August 2019 Biodiversity Spotlight

Cretaceous Sea Monsters – Shining a Light on Prodigious Paleo-Calamari

Article contributed by Bruce Lieberman from the Cretaceous World TCN

The giant cephalopod Architeuthis is an awe-inspiring creature of the deep.  This squid is little known because of its lifestyle and habitat, and for this reason, and its renown as a fearsome predator, discoveries of individuals washing up ashore generate significant interest among a broad range of individuals running the gamut from cephalopod biologists to the general public.  Any largely, and large (the biggest specimens are females ~ 13 meters long, including tentacles), gelatinous creature that can finish off a whale is bound to stimulate interest from neontologists and paleontologists alike.  However, sadly on the paleo- front giant squids have a depauperate fossil record, because they lack a prominent rigid skeleton and they primarily inhabit deep water.  

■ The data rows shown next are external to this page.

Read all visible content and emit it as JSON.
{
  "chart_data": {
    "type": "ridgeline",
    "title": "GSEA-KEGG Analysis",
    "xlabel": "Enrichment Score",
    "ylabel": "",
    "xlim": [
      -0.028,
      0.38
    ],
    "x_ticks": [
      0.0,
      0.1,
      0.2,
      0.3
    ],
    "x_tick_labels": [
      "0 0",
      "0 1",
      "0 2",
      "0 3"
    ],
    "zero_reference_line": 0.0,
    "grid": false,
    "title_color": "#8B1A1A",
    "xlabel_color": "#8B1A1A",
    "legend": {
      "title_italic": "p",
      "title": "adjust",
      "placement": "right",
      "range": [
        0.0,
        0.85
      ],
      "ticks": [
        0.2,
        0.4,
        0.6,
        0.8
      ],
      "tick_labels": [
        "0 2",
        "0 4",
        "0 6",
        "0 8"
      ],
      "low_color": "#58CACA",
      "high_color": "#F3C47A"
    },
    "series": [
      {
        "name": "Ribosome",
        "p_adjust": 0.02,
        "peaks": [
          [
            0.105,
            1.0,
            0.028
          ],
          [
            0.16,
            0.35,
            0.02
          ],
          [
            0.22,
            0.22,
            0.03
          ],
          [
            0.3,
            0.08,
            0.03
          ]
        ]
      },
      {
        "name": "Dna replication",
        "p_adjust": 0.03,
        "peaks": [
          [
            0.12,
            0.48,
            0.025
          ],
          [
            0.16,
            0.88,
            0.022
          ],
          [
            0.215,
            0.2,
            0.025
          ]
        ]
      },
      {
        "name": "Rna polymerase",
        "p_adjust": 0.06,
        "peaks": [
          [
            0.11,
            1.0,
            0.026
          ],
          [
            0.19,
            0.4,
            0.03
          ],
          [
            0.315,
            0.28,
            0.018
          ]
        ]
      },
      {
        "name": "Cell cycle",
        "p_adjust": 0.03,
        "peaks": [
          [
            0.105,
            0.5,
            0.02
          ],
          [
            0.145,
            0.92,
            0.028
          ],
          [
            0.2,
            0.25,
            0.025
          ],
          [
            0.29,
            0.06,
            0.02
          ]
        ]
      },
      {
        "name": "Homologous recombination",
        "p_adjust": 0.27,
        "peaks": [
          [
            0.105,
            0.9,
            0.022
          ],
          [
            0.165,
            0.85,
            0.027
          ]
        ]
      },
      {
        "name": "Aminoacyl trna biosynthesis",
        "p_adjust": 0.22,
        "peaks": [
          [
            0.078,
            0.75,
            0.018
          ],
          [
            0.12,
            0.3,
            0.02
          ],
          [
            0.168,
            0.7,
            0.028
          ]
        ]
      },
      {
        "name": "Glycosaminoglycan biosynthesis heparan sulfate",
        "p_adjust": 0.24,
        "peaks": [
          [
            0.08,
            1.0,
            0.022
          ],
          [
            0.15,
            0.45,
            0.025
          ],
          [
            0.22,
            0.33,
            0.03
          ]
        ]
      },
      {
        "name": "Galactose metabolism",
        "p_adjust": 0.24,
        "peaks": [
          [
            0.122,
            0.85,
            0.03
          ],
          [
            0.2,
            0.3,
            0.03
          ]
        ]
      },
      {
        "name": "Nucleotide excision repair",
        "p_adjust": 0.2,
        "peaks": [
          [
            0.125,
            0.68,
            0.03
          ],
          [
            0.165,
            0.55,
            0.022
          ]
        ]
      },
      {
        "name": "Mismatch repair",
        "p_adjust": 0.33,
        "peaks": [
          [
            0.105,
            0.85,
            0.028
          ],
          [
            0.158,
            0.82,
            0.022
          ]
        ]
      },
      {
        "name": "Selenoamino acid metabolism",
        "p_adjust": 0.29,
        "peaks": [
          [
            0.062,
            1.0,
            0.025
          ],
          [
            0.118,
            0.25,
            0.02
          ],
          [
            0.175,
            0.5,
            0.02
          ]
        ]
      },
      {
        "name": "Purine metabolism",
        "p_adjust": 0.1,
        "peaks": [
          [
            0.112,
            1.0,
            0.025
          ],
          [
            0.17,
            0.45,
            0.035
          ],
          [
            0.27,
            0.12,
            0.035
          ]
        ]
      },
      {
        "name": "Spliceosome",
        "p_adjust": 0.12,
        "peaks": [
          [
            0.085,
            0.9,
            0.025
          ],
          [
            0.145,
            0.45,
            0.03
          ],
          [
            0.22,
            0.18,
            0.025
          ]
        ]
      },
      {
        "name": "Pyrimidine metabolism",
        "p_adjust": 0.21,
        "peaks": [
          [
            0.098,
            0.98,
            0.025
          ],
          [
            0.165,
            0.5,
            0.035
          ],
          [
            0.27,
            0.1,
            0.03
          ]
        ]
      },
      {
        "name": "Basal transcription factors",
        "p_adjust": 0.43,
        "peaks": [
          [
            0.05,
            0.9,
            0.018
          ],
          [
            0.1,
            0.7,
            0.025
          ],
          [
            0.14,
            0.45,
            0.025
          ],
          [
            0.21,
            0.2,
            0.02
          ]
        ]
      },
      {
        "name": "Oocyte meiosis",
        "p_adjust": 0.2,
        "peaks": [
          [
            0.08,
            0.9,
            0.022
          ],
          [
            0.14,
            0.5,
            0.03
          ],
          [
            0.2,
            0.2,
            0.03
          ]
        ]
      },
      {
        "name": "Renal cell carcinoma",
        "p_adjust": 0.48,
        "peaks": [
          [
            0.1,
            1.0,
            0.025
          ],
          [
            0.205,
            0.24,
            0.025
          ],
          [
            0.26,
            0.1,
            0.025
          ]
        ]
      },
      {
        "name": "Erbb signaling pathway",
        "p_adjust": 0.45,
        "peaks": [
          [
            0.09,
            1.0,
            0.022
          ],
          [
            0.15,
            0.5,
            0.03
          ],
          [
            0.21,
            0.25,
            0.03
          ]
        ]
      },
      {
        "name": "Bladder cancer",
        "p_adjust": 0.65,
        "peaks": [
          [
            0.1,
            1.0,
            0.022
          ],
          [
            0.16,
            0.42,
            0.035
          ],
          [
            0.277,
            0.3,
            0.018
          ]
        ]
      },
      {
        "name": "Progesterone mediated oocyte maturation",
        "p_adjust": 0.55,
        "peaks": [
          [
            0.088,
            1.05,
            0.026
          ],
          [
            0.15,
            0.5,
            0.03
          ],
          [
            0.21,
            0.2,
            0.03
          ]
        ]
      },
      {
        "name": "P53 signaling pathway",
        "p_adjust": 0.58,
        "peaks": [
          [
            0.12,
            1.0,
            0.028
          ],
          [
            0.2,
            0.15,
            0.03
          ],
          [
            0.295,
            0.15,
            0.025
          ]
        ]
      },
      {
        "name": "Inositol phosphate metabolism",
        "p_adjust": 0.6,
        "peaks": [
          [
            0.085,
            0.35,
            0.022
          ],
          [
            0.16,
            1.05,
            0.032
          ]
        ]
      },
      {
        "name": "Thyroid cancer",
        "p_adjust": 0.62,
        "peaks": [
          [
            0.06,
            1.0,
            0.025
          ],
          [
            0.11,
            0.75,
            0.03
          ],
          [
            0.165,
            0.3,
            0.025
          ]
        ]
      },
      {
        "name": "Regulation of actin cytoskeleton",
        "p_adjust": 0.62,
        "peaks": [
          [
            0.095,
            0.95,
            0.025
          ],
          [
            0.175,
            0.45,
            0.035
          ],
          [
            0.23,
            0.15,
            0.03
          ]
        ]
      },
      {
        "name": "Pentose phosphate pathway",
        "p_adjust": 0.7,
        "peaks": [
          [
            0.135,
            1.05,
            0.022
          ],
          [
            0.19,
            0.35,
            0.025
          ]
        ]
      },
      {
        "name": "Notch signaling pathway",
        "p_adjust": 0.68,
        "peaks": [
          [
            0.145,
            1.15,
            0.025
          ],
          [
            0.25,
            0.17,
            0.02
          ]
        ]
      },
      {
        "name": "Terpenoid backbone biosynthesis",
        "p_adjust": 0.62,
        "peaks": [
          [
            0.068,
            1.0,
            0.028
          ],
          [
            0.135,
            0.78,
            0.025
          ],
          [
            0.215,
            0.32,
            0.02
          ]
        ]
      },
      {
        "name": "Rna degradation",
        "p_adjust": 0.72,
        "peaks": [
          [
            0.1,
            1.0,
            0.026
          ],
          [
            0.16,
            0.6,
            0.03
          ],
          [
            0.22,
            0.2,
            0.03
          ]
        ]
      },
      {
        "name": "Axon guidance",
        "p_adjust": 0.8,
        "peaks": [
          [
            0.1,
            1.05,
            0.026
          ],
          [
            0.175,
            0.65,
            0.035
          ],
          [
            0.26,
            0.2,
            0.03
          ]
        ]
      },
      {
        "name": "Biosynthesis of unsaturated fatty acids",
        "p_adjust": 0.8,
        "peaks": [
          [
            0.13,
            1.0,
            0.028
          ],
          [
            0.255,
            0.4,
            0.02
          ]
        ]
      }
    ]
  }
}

This is not to say though that paleontologists never recover the remains of cephalopods perhaps comparable in size and life habit to the modern giant squid.  In fact, just such a creature is known to have inhabited the Western Interior Seaway that covered the central part of North America during the late Cretaceous period (~ 100-65 million years ago) and is the subject of our biodiversity spotlight this month.  Enchoteuthis melanae (formerly Tusoteuthis longa), sometimes called a “prehistoric sea monster”, is a massive extinct cephalopod.  Illustrated is University of Kansas, Division of Invertebrate Paleontology, Biodiversity Institute (KUMIP) specimen number 314494 (photo by Laura Mohr), which is a pen or “gladius” from the Cretaceous-aged Pierre Shale of Wyoming that also happens to be on exhibit at the University of Kansas Natural History Museum.  In actuality the specimen is assigned to an extinct clade, the Enchoteuthidae, more closely related to modern octopods than to giant squids.  Modern octopods have highly reduced, and sometimes paired, vestigial structures ultimately homologous to the gladius shown.  The specimen illustrated is ~ 1.4 meters long, and appears alongside an approximately 30 cm diameter ammonite for scale (part of a smaller gladii also appears in the bottom left of the image).  Even longer gladii of E. melanae are known that when pieced together stretch to ~ 1.9 meters.  The gladius of our extinct octopod E. melanae would have run the entire length of the mantle (the mantle is best interpreted for the purposes of this spotlight as the central mass of the animal sans arms) and was made of a cartilaginous-like substance.  If the beast had arms like a modern giant squid it would have been 30-35 feet long; however, if arm length is better modeled via comparison to closer phylogenetic relatives (that look more like modern cuttlefish), then it would have been a shorter but still impressive 10 feet long.  Irrespective of its actual size, E. melanae was clearly an important predator in this long vanished marine ecosystem that ran through the heart of North America during “the age of the dinosaurs”.

The Cretaceous Western Interior Seaway was replete with many different types of sea monster, including giant reptiles and fish, and several species of prodigious octopod (only 1 which was considered herein).  Sometimes pens like the one shown here preserve evidence of tooth marks attesting to the fact that Enchoteuthis had reason to watch out for even larger predators.  This provides the evolutionary converse to the famous poem by Jonathan Swift, and attests to the fact that throughout much of life’s history, as “naturalists observe, (beings) hath (larger beings) that on (them) prey; and these have (larger) still to bite ‘em; and so proceed ad infinitum”. 

Thanks to specimens digitized by the Cretaceous World Thematic Collections Network (TCN), which is funded by the NSF ADBC program, and the fact that these data are now shared by our institutional website at the University of Kansas, as well as the websites of our partners and iDigBio, scientists throughout the world can more easily discover and explore information about the systematics, biogeography, and ecology of these ancient denizens of the deep.

 

Relevant references:

M. Everhart. 2007. Sea Monsters: Prehistoric Creatures of the Deep. National Geographic, Washington, D.C.

D. Fuchs et al. 2019. The Muensterelloidea: Phylogeny and character evolution of Mesozoic stem octopods. Papers in Palaeontology, 5: 1-62.